Si la génétique est un plaisir, elle n’occulte jamais l’aspect économique. Les transplantations embryonnaires se font dans le cadre du schéma de sélection défini dans la race (une collecte en station chaque année, en moyenne).
Deux vaches ont marqué le troupeau par leur descendance : Dalida (+100 000 litres dans sa carrière) et Étincelle (mère du taureau Judicieux). Olive, descendante d’Étincelle, a deux fils en station. L’une de ses filles, par Crown, a été en vente Élite au Space. L’éleveur vend ainsi une à deux génisses de haute valeur génétique chaque année et des vaches en lait.
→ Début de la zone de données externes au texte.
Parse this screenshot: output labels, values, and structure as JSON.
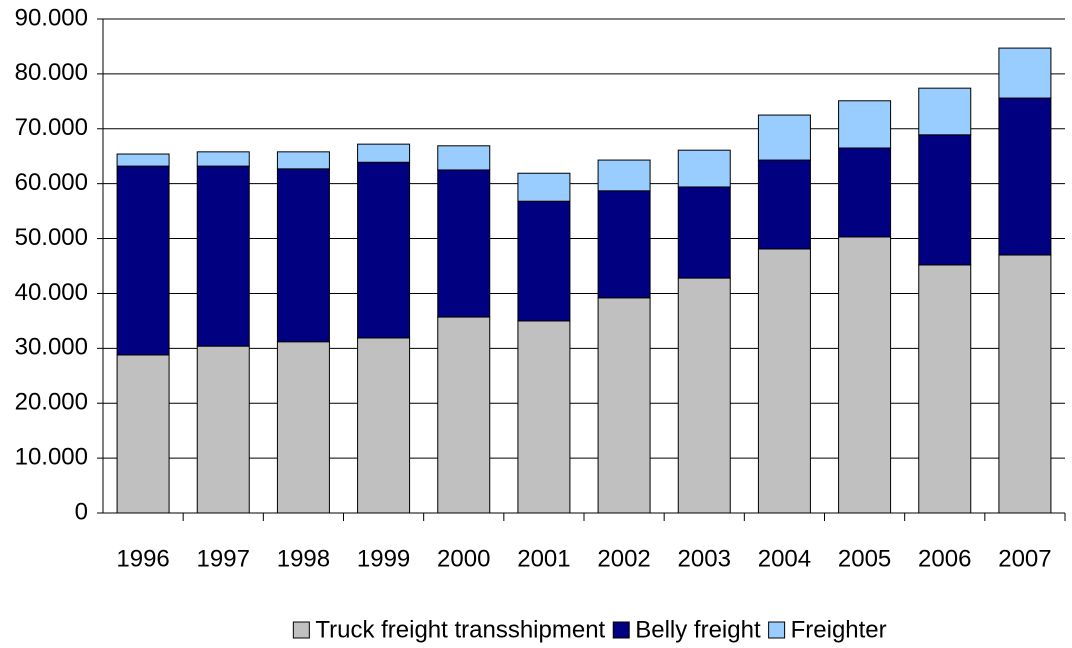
{
  "chart_data": {
    "type": "stacked_bar",
    "categories": [
      "1996",
      "1997",
      "1998",
      "1999",
      "2000",
      "2001",
      "2002",
      "2003",
      "2004",
      "2005",
      "2006",
      "2007"
    ],
    "series": [
      {
        "name": "Truck freight transshipment",
        "color": "#c0c0c0",
        "values": [
          28800,
          30400,
          31200,
          31900,
          35700,
          35000,
          39200,
          42800,
          48100,
          50300,
          45200,
          47000
        ]
      },
      {
        "name": "Belly freight",
        "color": "#000080",
        "values": [
          34400,
          32800,
          31500,
          32000,
          26800,
          21800,
          19500,
          16600,
          16200,
          16200,
          23700,
          28600
        ]
      },
      {
        "name": "Freighter",
        "color": "#99ccff",
        "values": [
          2200,
          2600,
          3100,
          3300,
          4400,
          5100,
          5600,
          6700,
          8200,
          8600,
          8500,
          9100
        ]
      }
    ],
    "ylim": [
      0,
      90000
    ],
    "yticks": [
      0,
      {
        "value": 10000,
        "label": "10.000"
      },
      {
        "value": 20000,
        "label": "20.000"
      },
      {
        "value": 30000,
        "label": "30.000"
      },
      {
        "value": 40000,
        "label": "40.000"
      },
      {
        "value": 50000,
        "label": "50.000"
      },
      {
        "value": 60000,
        "label": "60.000"
      },
      {
        "value": 70000,
        "label": "70.000"
      },
      {
        "value": 80000,
        "label": "80.000"
      },
      {
        "value": 90000,
        "label": "90.000"
      }
    ],
    "grid": true,
    "legend": "bottom"
  }
}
Une vache adulte a participé au concours Pie rouge à Rennes. « J’espère que nous serons capables d’organiser un concours de vaches sans cornes dans un avenir proche ; ce serait une belle action de communication pour la race  », assure le passionné qui a sans doute un coup d’avance dans ce domaine.

Lactations allongées
L’assolement compte 25 hectares de maïs, 25 hectares de céréales et une douzaine d’hectares de pois derrières lesquels il implante une dérobée (colza fourrager) pour gagner en autonomie. L’éleveur a installé un robot de traite, il y a dix ans « par choix de vie » et s’en dit satisfait. Il n’hésite plus à allonger les lactations des vaches les plus âgées à 400-420 jours. Elles sont logées sur aire paillée.